Dear Friends at Saint Frances Cabrini Parish and Saint Mary’s Immaculate Conception Parish:
Praised be Jesus Christ! As I write this, due to the nature of print deadlines in our increasingly non-print world, I do not yet know the outcome of the American elections which (hopefully- fingers crossed!) wrapped up in the morning hours of November 4th. In the absence of any prophetic and advance knowledge of the specific outcome on my part, I think it is still safe to offer two general points of observation regardless of the results.
One observation is that the increasingly fractured and conflicted nature of our American political and social culture is the result of the loss of what could be termed a common cultural narrative. A “narrative” is a socio-political and philosophical term that describes a common, over-arching story that gives shape, meaning, and direction to a whole group of people. Narratives carry within them their own ideals, as well as the answers to challenging questions that arise as groups and nations move through history. These days we call them “mission statements” on a smaller scale, and we invent and re-craft them at the drop of a hat.
For a long, long time, America’s “mission statement” had to do with cultural markers revolving around freedom, opportunity, and equality as outlined by a small group of national, mythical heroes called “the founding fathers” (plus Abraham Lincoln added in), and as safeguarded by sacred documents called “the Declaration of Independence” and “the Constitution,” and the “Bill of Rights,” (plus the “Gettysburg Address” added in). Young school children all across the country, and every immigrant who came to these shores, were all systematically initiated into the same, cultural American narrative that we spoke of quite often in quasi-Biblical language. Much of the narrative, and public cultural language, was heavily and explicitly Christian.

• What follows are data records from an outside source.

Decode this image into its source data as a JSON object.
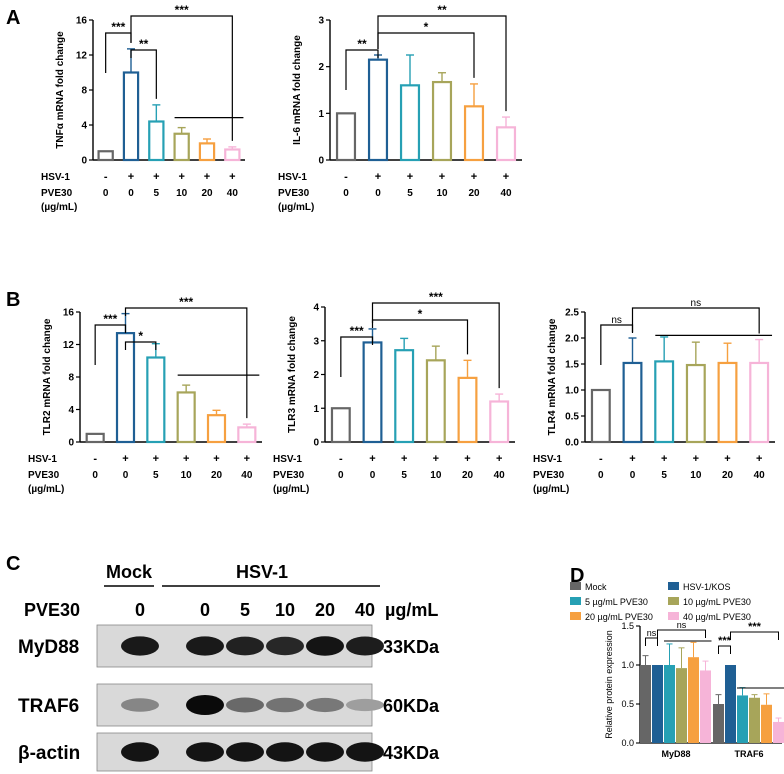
{
  "panel_labels": {
    "a": "A",
    "b": "B",
    "c": "C",
    "d": "D"
  },
  "colors": {
    "gray": "#666666",
    "blue": "#1f5f94",
    "teal": "#26a0b4",
    "olive": "#a7a55a",
    "orange": "#f6a040",
    "pink": "#f6b4d8",
    "black": "#000000"
  },
  "treatment_rows": {
    "hsv_label": "HSV-1",
    "pve_label": "PVE30",
    "unit_label": "(µg/mL)",
    "hsv_marks": [
      "-",
      "+",
      "+",
      "+",
      "+",
      "+"
    ],
    "pve_values": [
      "0",
      "0",
      "5",
      "10",
      "20",
      "40"
    ]
  },
  "chart_data": [
    {
      "id": "tnfa",
      "type": "bar",
      "ylabel": "TNFα mRNA fold change",
      "ylim": [
        0,
        16
      ],
      "yticks": [
        "0",
        "4",
        "8",
        "12",
        "16"
      ],
      "categories": [
        "-/0",
        "+/0",
        "+/5",
        "+/10",
        "+/20",
        "+/40"
      ],
      "values": [
        1.0,
        10.0,
        4.4,
        3.0,
        1.9,
        1.2
      ],
      "errors": [
        0,
        2.7,
        1.9,
        0.7,
        0.5,
        0.3
      ],
      "significance": [
        {
          "from": 0,
          "to": 1,
          "label": "***"
        },
        {
          "from": 1,
          "to": 2,
          "label": "**"
        },
        {
          "from": 1,
          "to": 5,
          "label": "***"
        }
      ]
    },
    {
      "id": "il6",
      "type": "bar",
      "ylabel": "IL-6 mRNA fold change",
      "ylim": [
        0,
        3
      ],
      "yticks": [
        "0",
        "1",
        "2",
        "3"
      ],
      "categories": [
        "-/0",
        "+/0",
        "+/5",
        "+/10",
        "+/20",
        "+/40"
      ],
      "values": [
        1.0,
        2.15,
        1.6,
        1.67,
        1.15,
        0.7
      ],
      "errors": [
        0,
        0.1,
        0.65,
        0.2,
        0.48,
        0.22
      ],
      "significance": [
        {
          "from": 0,
          "to": 1,
          "label": "**"
        },
        {
          "from": 1,
          "to": 4,
          "label": "*"
        },
        {
          "from": 1,
          "to": 5,
          "label": "**"
        }
      ]
    },
    {
      "id": "tlr2",
      "type": "bar",
      "ylabel": "TLR2 mRNA fold change",
      "ylim": [
        0,
        16
      ],
      "yticks": [
        "0",
        "4",
        "8",
        "12",
        "16"
      ],
      "categories": [
        "-/0",
        "+/0",
        "+/5",
        "+/10",
        "+/20",
        "+/40"
      ],
      "values": [
        1.0,
        13.4,
        10.4,
        6.1,
        3.3,
        1.8
      ],
      "errors": [
        0,
        2.4,
        1.7,
        0.9,
        0.6,
        0.4
      ],
      "significance": [
        {
          "from": 0,
          "to": 1,
          "label": "***"
        },
        {
          "from": 1,
          "to": 2,
          "label": "*"
        },
        {
          "from": 1,
          "to": 5,
          "label": "***"
        }
      ]
    },
    {
      "id": "tlr3",
      "type": "bar",
      "ylabel": "TLR3 mRNA fold change",
      "ylim": [
        0,
        4
      ],
      "yticks": [
        "0",
        "1",
        "2",
        "3",
        "4"
      ],
      "categories": [
        "-/0",
        "+/0",
        "+/5",
        "+/10",
        "+/20",
        "+/40"
      ],
      "values": [
        1.0,
        2.95,
        2.72,
        2.42,
        1.9,
        1.2
      ],
      "errors": [
        0,
        0.4,
        0.35,
        0.42,
        0.52,
        0.22
      ],
      "significance": [
        {
          "from": 0,
          "to": 1,
          "label": "***"
        },
        {
          "from": 1,
          "to": 4,
          "label": "*"
        },
        {
          "from": 1,
          "to": 5,
          "label": "***"
        }
      ]
    },
    {
      "id": "tlr4",
      "type": "bar",
      "ylabel": "TLR4 mRNA fold change",
      "ylim": [
        0,
        2.5
      ],
      "yticks": [
        "0.0",
        "0.5",
        "1.0",
        "1.5",
        "2.0",
        "2.5"
      ],
      "categories": [
        "-/0",
        "+/0",
        "+/5",
        "+/10",
        "+/20",
        "+/40"
      ],
      "values": [
        1.0,
        1.52,
        1.55,
        1.48,
        1.52,
        1.52
      ],
      "errors": [
        0,
        0.48,
        0.47,
        0.44,
        0.38,
        0.45
      ],
      "significance": [
        {
          "from": 0,
          "to": 1,
          "label": "ns"
        },
        {
          "from": 1,
          "to": 5,
          "label": "ns"
        }
      ]
    },
    {
      "id": "protein",
      "type": "bar",
      "ylabel": "Relative protein expression",
      "ylim": [
        0,
        1.5
      ],
      "yticks": [
        "0.0",
        "0.5",
        "1.0",
        "1.5"
      ],
      "categories": [
        "MyD88",
        "TRAF6"
      ],
      "series": [
        {
          "name": "Mock",
          "values": [
            1.0,
            0.5
          ],
          "errors": [
            0.12,
            0.12
          ]
        },
        {
          "name": "HSV-1/KOS",
          "values": [
            1.0,
            1.0
          ],
          "errors": [
            0,
            0
          ]
        },
        {
          "name": "5 µg/mL PVE30",
          "values": [
            1.0,
            0.61
          ],
          "errors": [
            0.27,
            0.1
          ]
        },
        {
          "name": "10 µg/mL PVE30",
          "values": [
            0.96,
            0.58
          ],
          "errors": [
            0.26,
            0.04
          ]
        },
        {
          "name": "20 µg/mL PVE30",
          "values": [
            1.1,
            0.49
          ],
          "errors": [
            0.19,
            0.14
          ]
        },
        {
          "name": "40 µg/mL PVE30",
          "values": [
            0.93,
            0.27
          ],
          "errors": [
            0.12,
            0.05
          ]
        }
      ],
      "significance": [
        {
          "group": 0,
          "from": 0,
          "to": 1,
          "label": "ns"
        },
        {
          "group": 0,
          "from": 1,
          "to": 5,
          "label": "ns"
        },
        {
          "group": 1,
          "from": 0,
          "to": 1,
          "label": "***"
        },
        {
          "group": 1,
          "from": 1,
          "to": 5,
          "label": "***"
        }
      ]
    }
  ],
  "western_blot": {
    "group_mock": "Mock",
    "group_hsv": "HSV-1",
    "pve_label": "PVE30",
    "lane_doses": [
      "0",
      "0",
      "5",
      "10",
      "20",
      "40"
    ],
    "dose_unit": "µg/mL",
    "proteins": [
      {
        "name": "MyD88",
        "size": "33KDa",
        "intensities": [
          0.92,
          0.92,
          0.88,
          0.85,
          0.95,
          0.9
        ]
      },
      {
        "name": "TRAF6",
        "size": "60KDa",
        "intensities": [
          0.35,
          1.0,
          0.5,
          0.45,
          0.42,
          0.22
        ]
      },
      {
        "name": "β-actin",
        "size": "43KDa",
        "intensities": [
          0.95,
          0.95,
          0.95,
          0.95,
          0.95,
          0.95
        ]
      }
    ]
  }
}
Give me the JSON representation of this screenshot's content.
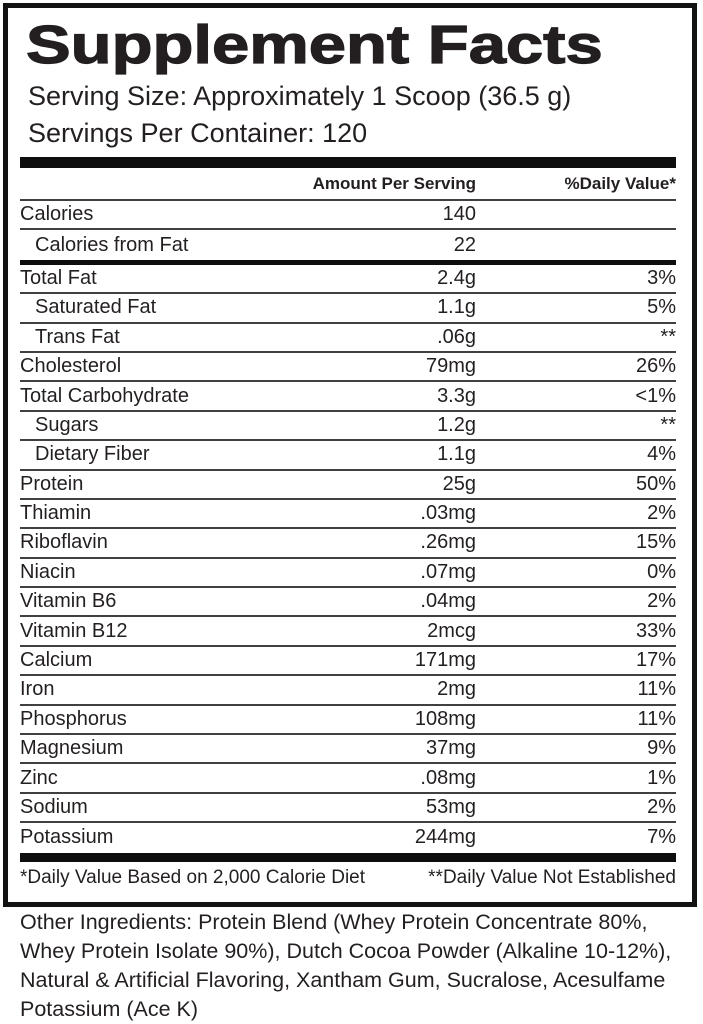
{
  "title": "Supplement Facts",
  "serving": {
    "size_line": "Serving Size: Approximately 1 Scoop (36.5 g)",
    "per_container_line": "Servings Per Container: 120"
  },
  "table": {
    "col_amount_header": "Amount Per Serving",
    "col_dv_header": "%Daily Value*",
    "rows": [
      {
        "label": "Calories",
        "amount": "140",
        "dv": ""
      },
      {
        "label": "Calories from Fat",
        "amount": "22",
        "dv": ""
      },
      {
        "label": "Total Fat",
        "amount": "2.4g",
        "dv": "3%"
      },
      {
        "label": "Saturated Fat",
        "amount": "1.1g",
        "dv": "5%"
      },
      {
        "label": "Trans Fat",
        "amount": ".06g",
        "dv": "**"
      },
      {
        "label": "Cholesterol",
        "amount": "79mg",
        "dv": "26%"
      },
      {
        "label": "Total Carbohydrate",
        "amount": "3.3g",
        "dv": "<1%"
      },
      {
        "label": "Sugars",
        "amount": "1.2g",
        "dv": "**"
      },
      {
        "label": "Dietary Fiber",
        "amount": "1.1g",
        "dv": "4%"
      },
      {
        "label": "Protein",
        "amount": "25g",
        "dv": "50%"
      },
      {
        "label": "Thiamin",
        "amount": ".03mg",
        "dv": "2%"
      },
      {
        "label": "Riboflavin",
        "amount": ".26mg",
        "dv": "15%"
      },
      {
        "label": "Niacin",
        "amount": ".07mg",
        "dv": "0%"
      },
      {
        "label": "Vitamin B6",
        "amount": ".04mg",
        "dv": "2%"
      },
      {
        "label": "Vitamin B12",
        "amount": "2mcg",
        "dv": "33%"
      },
      {
        "label": "Calcium",
        "amount": "171mg",
        "dv": "17%"
      },
      {
        "label": "Iron",
        "amount": "2mg",
        "dv": "11%"
      },
      {
        "label": "Phosphorus",
        "amount": "108mg",
        "dv": "11%"
      },
      {
        "label": "Magnesium",
        "amount": "37mg",
        "dv": "9%"
      },
      {
        "label": "Zinc",
        "amount": ".08mg",
        "dv": "1%"
      },
      {
        "label": "Sodium",
        "amount": "53mg",
        "dv": "2%"
      },
      {
        "label": "Potassium",
        "amount": "244mg",
        "dv": "7%"
      }
    ]
  },
  "footnotes": {
    "dv_based": "*Daily Value Based on 2,000 Calorie Diet",
    "dv_not_established": "**Daily Value Not Established"
  },
  "other_ingredients": "Other Ingredients: Protein Blend (Whey Protein Concentrate 80%, Whey Protein Isolate 90%), Dutch Cocoa Powder (Alkaline 10-12%), Natural & Artificial Flavoring, Xantham Gum, Sucralose, Acesulfame Potassium (Ace K)",
  "colors": {
    "text": "#231f20",
    "border": "#121212",
    "thick_bar": "#0e0e0e",
    "separator": "#404040",
    "background": "#ffffff"
  }
}
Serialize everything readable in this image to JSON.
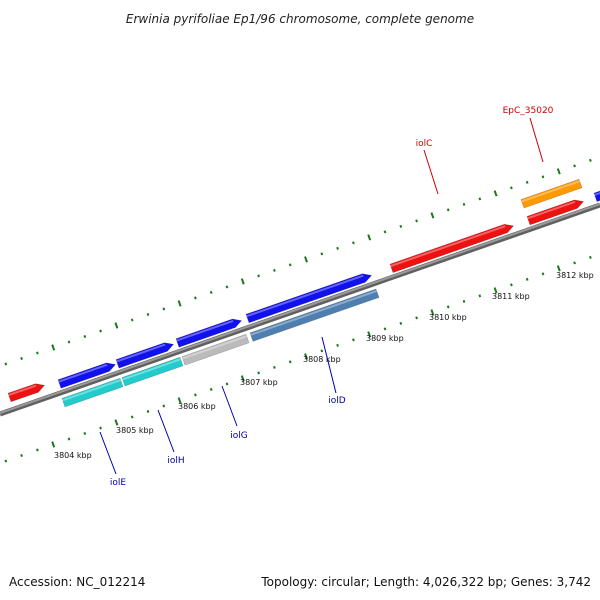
{
  "title": "Erwinia pyrifoliae Ep1/96 chromosome, complete genome",
  "footer": {
    "accession": "Accession: NC_012214",
    "summary": "Topology: circular; Length: 4,026,322 bp; Genes: 3,742"
  },
  "ticks": [
    "3804 kbp",
    "3805 kbp",
    "3806 kbp",
    "3807 kbp",
    "3808 kbp",
    "3809 kbp",
    "3810 kbp",
    "3811 kbp",
    "3812 kbp"
  ],
  "gene_labels": [
    {
      "text": "iolC",
      "color": "#cc0000"
    },
    {
      "text": "EpC_35020",
      "color": "#cc0000"
    },
    {
      "text": "iolE",
      "color": "#0000aa"
    },
    {
      "text": "iolH",
      "color": "#0000aa"
    },
    {
      "text": "iolG",
      "color": "#0000aa"
    },
    {
      "text": "iolD",
      "color": "#0000aa"
    }
  ],
  "colors": {
    "backbone": "#808080",
    "ticks": "#1a7a1a",
    "red": "#ee1111",
    "blue": "#1111ee",
    "cyan": "#22cccc",
    "grey": "#bbbbbb",
    "steel": "#4f7fb0",
    "orange": "#ff9900"
  }
}
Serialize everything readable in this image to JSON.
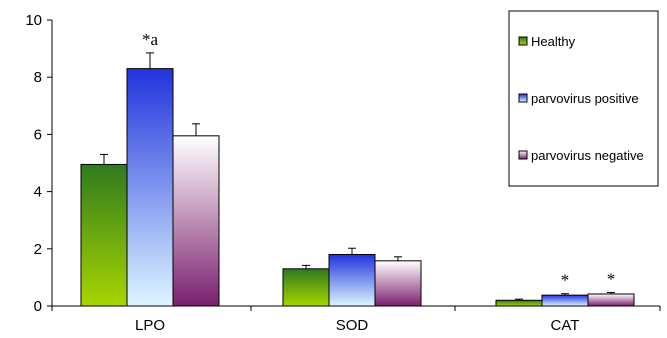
{
  "chart_data": {
    "type": "bar",
    "categories": [
      "LPO",
      "SOD",
      "CAT"
    ],
    "series": [
      {
        "name": "Healthy",
        "values": [
          4.95,
          1.3,
          0.2
        ],
        "errors": [
          0.35,
          0.12,
          0.04
        ],
        "color_top": "#2f7a1e",
        "color_bottom": "#a8d600"
      },
      {
        "name": "parvovirus positive",
        "values": [
          8.3,
          1.8,
          0.38
        ],
        "errors": [
          0.55,
          0.22,
          0.05
        ],
        "color_top": "#2233dd",
        "color_bottom": "#ddf6ff"
      },
      {
        "name": "parvovirus negative",
        "values": [
          5.95,
          1.58,
          0.42
        ],
        "errors": [
          0.42,
          0.14,
          0.05
        ],
        "color_top": "#ffffff",
        "color_bottom": "#7a1f6e"
      }
    ],
    "annotations": [
      {
        "category": 0,
        "series": 1,
        "text": "*a"
      },
      {
        "category": 2,
        "series": 1,
        "text": "*"
      },
      {
        "category": 2,
        "series": 2,
        "text": "*"
      }
    ],
    "ylim": [
      0,
      10
    ],
    "yticks": [
      "0",
      "2",
      "4",
      "6",
      "8",
      "10"
    ],
    "title": "",
    "xlabel": "",
    "ylabel": "",
    "legend_position": "top-right",
    "grid": false
  }
}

To some extent, every nation has what I am describing: a cultural narrative. What made America’s especially critical was that the common narrative was the one thing uniting what would otherwise be a very diverse collection of people living together in one location who, when living on some other patch of ground around the globe, would have been at war with each other. We overcame the cultural, religious, and ethnic divides of Old Europe by instead agreeing to mutually buy-in to a new, generically Christian, common national narrative. The American Civil War was fought chiefly over the question of how to understand this narrative, with the question of slavery as something of the sub-issue in the argument. The war was so bloody in part because both sides knew that the very nature and future of this fragile, social-contract experiment was at stake. America did survive, with Lincoln and his Gettysburg Address emerging as the newly-added heroes to the story of our classic mythological founding. Which is why in nearly every grade school classroom in this country up until the 1980’s, there was ALWAYS a portrait of Washington, Lincoln, and an American Flag.
Without passing judgement on whether it was right or wrong, in the past several decades the common narrative I am describing has been intentionally dismantled and discredited. It is now seen, more and more, as a story of oppression as told by the (temporary) victors in a cultural, ethnic power struggle that marginalized some peoples for the gain of other peoples. The rhetoric of our dominant cultural voices and institutions, including ironically enough that of the government itself, is increasingly hostile toward this narrative.
Whether or not the old narrative has to go is a question for another time, but what is clear is that when one tosses out a common narrative, and the old stories are all re-invented, it leaves a nation de-stabilized at the core. What emerges is the battle, or the civil war, over what to replace it with. The new narrative. That is the fight that America is passing through right now. Neither of our main presidential candidates in this election possessed the capacity to fix this struggle, and in fairness to them, it is now beyond any one person’s ability to fix. Only time will tell if America can survive the loss of its founding narrative to the degree that we have now de-constructed it. It’s akin to a person receiving a DNA transplant. If they could survive such a thing, technically they are no longer that same person.
My second observation is much briefer: the collapse of the American common narrative makes it even more pressing for us as Catholic Christians to make sure that we are striving to faithfully hand-on our own narrative which is of course ancient. We have to know our biblical stories, our heroes the Saints, our charter documents such as the Creed. We have to know that what unites us all across time, space, and ethic lines are the real bonds of the Sacraments. Our commandments are not optional. Rather, they require us to love, to respect, and to be people of justice and mercy regardless of whatever civic nation is coming and going around us. Even if we feel more and more like foreigners as Christians in this country, we do still live here. Our Christian story and narrative is what will carry us forward, and hopefully one day we will again be able to allow our Christian story to be a dominant influence on the fragmented culture around us. Only God knows what shape all that will take. Regardless, we know what our faith requires of us, and we must continue to live it fully. Our citizenship is in heaven, Saint Paul says, and from it we gain our true Savior.